I am not with my students this summer. They are interning in California. Studying in New Orleans. Each member of our merry band is alone, for the most part. It is a bad thing: they cannot lean on each other. It is a good thing: they cannot lean on each other. Since the semester ended, numerous students have reached out to tell me that the summer is a struggle. They demanded that I hold Bible study, which I had not thought to propose.
These are successful, charismatic young men. They live in “fun” cities riddled with every form of debaucherous entertainment. They are surrounded by participants willing to accompany them on whatever misadventure their overworked minds might dream up, and what are they doing instead? Calling their campus missionary to lament the depravity in their midst. Tuning into a Zoom call at 9PM on Wednesdays to talk about the Bible.

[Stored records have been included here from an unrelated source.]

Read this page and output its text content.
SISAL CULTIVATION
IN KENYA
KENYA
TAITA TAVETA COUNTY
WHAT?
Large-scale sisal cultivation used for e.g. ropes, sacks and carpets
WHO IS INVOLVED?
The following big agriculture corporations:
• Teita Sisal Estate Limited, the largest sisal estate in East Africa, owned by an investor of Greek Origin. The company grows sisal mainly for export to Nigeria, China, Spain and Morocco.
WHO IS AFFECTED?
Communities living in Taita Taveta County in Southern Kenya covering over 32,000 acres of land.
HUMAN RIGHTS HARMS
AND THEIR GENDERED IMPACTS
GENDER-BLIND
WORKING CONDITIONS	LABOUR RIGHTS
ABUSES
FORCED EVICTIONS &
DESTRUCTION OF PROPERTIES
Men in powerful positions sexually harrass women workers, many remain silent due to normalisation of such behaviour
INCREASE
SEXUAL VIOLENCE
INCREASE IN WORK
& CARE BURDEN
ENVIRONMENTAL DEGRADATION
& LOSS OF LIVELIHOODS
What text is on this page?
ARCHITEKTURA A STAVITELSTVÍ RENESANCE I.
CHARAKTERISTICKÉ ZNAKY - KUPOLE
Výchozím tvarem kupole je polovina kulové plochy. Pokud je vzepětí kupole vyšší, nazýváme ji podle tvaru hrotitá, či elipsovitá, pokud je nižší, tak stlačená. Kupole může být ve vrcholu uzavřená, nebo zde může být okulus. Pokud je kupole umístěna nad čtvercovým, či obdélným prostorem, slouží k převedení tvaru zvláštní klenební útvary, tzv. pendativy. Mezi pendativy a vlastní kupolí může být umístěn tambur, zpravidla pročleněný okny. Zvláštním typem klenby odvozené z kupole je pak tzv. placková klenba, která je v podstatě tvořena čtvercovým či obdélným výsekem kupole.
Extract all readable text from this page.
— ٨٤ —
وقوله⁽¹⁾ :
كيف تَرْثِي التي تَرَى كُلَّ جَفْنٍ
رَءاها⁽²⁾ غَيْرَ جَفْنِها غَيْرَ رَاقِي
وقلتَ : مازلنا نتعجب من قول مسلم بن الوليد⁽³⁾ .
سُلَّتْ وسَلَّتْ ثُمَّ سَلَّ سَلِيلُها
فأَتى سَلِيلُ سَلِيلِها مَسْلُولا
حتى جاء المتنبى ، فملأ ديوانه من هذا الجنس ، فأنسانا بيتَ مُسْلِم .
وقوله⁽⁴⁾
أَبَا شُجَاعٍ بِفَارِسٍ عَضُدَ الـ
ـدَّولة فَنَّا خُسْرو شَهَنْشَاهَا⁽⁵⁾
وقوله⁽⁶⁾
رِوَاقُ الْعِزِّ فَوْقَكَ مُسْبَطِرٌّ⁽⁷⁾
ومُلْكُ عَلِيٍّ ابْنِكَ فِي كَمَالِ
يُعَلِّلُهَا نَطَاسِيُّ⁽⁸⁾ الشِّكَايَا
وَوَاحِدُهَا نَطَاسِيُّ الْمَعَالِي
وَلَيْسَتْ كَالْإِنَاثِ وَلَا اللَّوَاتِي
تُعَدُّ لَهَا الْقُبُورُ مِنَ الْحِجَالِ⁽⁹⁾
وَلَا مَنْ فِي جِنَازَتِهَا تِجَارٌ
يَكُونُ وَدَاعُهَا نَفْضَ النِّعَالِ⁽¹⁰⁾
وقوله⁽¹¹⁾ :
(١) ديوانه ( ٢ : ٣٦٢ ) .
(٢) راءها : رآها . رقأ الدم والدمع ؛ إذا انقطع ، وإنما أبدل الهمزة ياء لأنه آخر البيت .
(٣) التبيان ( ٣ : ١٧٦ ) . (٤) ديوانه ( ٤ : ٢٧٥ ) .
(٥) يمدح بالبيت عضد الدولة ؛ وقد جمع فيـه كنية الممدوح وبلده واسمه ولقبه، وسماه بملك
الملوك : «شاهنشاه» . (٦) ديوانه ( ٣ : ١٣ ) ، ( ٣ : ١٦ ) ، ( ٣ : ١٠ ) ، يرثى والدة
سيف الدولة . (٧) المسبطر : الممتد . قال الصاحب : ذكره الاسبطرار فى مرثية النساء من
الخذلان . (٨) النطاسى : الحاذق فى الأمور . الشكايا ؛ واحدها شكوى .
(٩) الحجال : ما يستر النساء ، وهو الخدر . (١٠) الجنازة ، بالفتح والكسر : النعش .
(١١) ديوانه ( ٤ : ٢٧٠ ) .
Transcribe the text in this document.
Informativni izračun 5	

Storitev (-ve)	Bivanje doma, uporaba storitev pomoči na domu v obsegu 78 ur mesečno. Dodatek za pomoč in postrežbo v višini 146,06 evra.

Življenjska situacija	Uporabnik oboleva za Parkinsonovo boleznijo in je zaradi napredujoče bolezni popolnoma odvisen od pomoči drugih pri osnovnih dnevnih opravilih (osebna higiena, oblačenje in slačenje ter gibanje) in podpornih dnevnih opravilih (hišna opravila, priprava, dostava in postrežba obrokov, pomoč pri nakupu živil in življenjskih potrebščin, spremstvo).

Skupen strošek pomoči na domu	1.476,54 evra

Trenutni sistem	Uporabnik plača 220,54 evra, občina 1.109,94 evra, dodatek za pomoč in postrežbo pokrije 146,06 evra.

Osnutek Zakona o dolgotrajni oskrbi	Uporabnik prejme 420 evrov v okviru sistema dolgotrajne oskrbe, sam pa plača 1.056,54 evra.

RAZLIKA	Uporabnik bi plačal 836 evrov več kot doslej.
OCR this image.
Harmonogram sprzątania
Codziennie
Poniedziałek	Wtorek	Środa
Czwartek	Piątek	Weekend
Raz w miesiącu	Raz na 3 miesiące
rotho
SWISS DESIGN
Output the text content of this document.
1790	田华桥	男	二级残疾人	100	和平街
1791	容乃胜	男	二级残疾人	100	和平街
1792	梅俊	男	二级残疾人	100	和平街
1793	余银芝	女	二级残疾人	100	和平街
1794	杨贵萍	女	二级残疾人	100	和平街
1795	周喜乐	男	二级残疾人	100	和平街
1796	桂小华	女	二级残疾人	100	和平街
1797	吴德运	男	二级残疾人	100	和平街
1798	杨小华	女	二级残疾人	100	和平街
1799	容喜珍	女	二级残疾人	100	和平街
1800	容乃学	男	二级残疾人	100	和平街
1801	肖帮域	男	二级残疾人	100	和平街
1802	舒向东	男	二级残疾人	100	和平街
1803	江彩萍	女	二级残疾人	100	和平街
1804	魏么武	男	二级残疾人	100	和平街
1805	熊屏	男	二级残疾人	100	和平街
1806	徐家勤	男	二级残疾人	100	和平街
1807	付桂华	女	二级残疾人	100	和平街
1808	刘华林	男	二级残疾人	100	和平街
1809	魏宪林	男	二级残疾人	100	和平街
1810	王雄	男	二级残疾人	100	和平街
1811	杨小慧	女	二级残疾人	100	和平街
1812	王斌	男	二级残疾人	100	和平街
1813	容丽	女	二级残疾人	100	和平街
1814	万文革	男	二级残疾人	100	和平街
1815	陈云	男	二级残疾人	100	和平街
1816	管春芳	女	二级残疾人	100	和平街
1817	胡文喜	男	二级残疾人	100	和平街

In the fall, these students did not notice the poison in the air because they had not breathed anything else. Slowly, we carved out a space in a dirty, smelly, two-bedroom apartment that the fools did not even lock. There was clean air, and they learned to breathe it. It was a change that they did not notice until the summer took it away from them. Now they are holding their breath, coming up for gasps where they can find them. They breathe in the Lord through the virtue that their brothers express.
This time in history is a blessing for those exposed to the truth. Our surroundings are so backwards that their nature is impossible to ignore once seen for what they are. It is dangerous for anyone to go it alone, but every one of the students with whom I work knows his choice.